Despite the fact I’m the one holding the compass, Toby sets off ahead of me, the survival kit secured over his shoulder.
My gaze lingers on the set of his shoulders and the determination in his step before I snap to attention and stride after him.
Chapter Nine
Toby
Harry and I trek through the forest.
My whole body feels shaky with fear and exhaustion.
We don’t hear any more helicopters. And we stumble across a stream, where we fill our water bottles and quench our thirst.
That’s the good news.
The bad news is that, as the sun goes down, it turns from cold to positively freezing. My body is relatively warm from moving, but the cold nips at my hands and face like it’s got a personal vendetta against my exposed skin.
Not having my phone makes me feel twitchy. Who knew I’d miss the constant pings of social media notifications more than indoor plumbing?
Nausea sloshes in my stomach, and it’s not just protesting that I’ve only fed it an energy bar in the last eight hours.
I don’t think I’ve ever been as scared as I was when that helicopter hovered overhead. We were like sitting ducks. If they had spotted us, we would have been very dead ducks.
I’ve never thought much about dying before, but as we push through the undergrowth, I can’t help dwelling on the concept.
This is real. This is very, very real.
The forest seems to stretch forever and my legs feel like lead.
Suddenly, my mother’s words of encouragement when I was a child, tired from a long walk, are back in my head.
“Just put one foot in front of the other, Toby, and soon you’ll be dancing over the finish line.”
I get the feeling dancing isn’t on the agenda tonight, Mum.
I’m so caught up in talking to my mother in my head that I don’t notice the bramble patch until I’m intimately entwined.
Thorns snag my trousers, and I perform an ungraceful dance, trying to untangle myself without sacrificing too much dignity. I fail miserably. After a prolonged tug-of-war, I resort to a less-than-dignified shimmy to escape.
Harry steps around the bramble with a smug smile.
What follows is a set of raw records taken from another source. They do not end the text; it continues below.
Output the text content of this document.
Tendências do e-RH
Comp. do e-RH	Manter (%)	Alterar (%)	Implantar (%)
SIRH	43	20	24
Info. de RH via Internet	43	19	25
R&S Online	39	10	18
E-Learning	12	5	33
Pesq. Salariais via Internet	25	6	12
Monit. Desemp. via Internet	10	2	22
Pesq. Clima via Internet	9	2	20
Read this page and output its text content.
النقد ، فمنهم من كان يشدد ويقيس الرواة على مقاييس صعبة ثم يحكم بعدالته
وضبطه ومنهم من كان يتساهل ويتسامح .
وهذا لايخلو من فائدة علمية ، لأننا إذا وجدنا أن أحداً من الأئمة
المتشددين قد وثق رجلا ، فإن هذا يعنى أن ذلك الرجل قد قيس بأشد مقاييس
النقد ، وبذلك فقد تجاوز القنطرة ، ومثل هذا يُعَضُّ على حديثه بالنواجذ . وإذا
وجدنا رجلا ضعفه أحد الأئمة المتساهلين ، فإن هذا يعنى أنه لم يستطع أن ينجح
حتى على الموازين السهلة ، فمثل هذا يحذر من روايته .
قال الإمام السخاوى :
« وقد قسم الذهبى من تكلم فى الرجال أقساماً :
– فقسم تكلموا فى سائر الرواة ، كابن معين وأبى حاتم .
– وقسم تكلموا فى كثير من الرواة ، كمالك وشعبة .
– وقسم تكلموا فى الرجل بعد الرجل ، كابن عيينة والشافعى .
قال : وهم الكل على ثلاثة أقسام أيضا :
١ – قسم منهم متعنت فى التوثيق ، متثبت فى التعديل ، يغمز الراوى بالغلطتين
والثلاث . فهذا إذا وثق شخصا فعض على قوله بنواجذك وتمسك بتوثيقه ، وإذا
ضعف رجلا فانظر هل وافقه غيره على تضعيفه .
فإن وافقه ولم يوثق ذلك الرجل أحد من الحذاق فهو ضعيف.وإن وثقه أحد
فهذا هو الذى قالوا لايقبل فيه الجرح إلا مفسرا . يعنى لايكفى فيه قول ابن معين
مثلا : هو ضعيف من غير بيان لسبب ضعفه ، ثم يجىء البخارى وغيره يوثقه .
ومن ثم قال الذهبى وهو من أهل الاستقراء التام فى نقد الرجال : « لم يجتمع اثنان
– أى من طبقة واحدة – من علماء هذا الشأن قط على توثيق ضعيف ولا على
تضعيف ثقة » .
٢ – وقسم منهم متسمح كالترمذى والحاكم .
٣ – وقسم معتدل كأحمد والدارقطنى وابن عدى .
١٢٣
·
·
Anger surges inside me. I know it’s ridiculous, but I hate that I fell apart when that helicopter was overhead while Harry held his nerve. I hate that Harry seems completely unflustered with everything that has happened today, like we’re simply strolling through Hyde Park. And I hate that I’m stuck out here in the wilderness with him and only him.
The cold curls around me.
I’m at the point of collapse, but I stumble through the darkening forest. I don’t want to be the first to suggest we stop. I lurch over a log, and Harry glances back at me.
“Perhaps we should stop. I think we’re going to run out of light to continue.”
Damn. Now I feel like he’s only suggested it because he’s noticed I’m flagging. I do not want to be the recipient of Harry Matheson’s pity.
“There’s a torch in the survival kit. We can use that,” I say.
Harry’s lips press into a thin line. “I don’t think using artificial light is a good idea when people are hunting us. Besides, we’re going to have to stop sometime. We can’t continue indefinitely.”
I try not to let the relief show on my face. “All right then.”
I glance around us. This is as good a place to stop as any.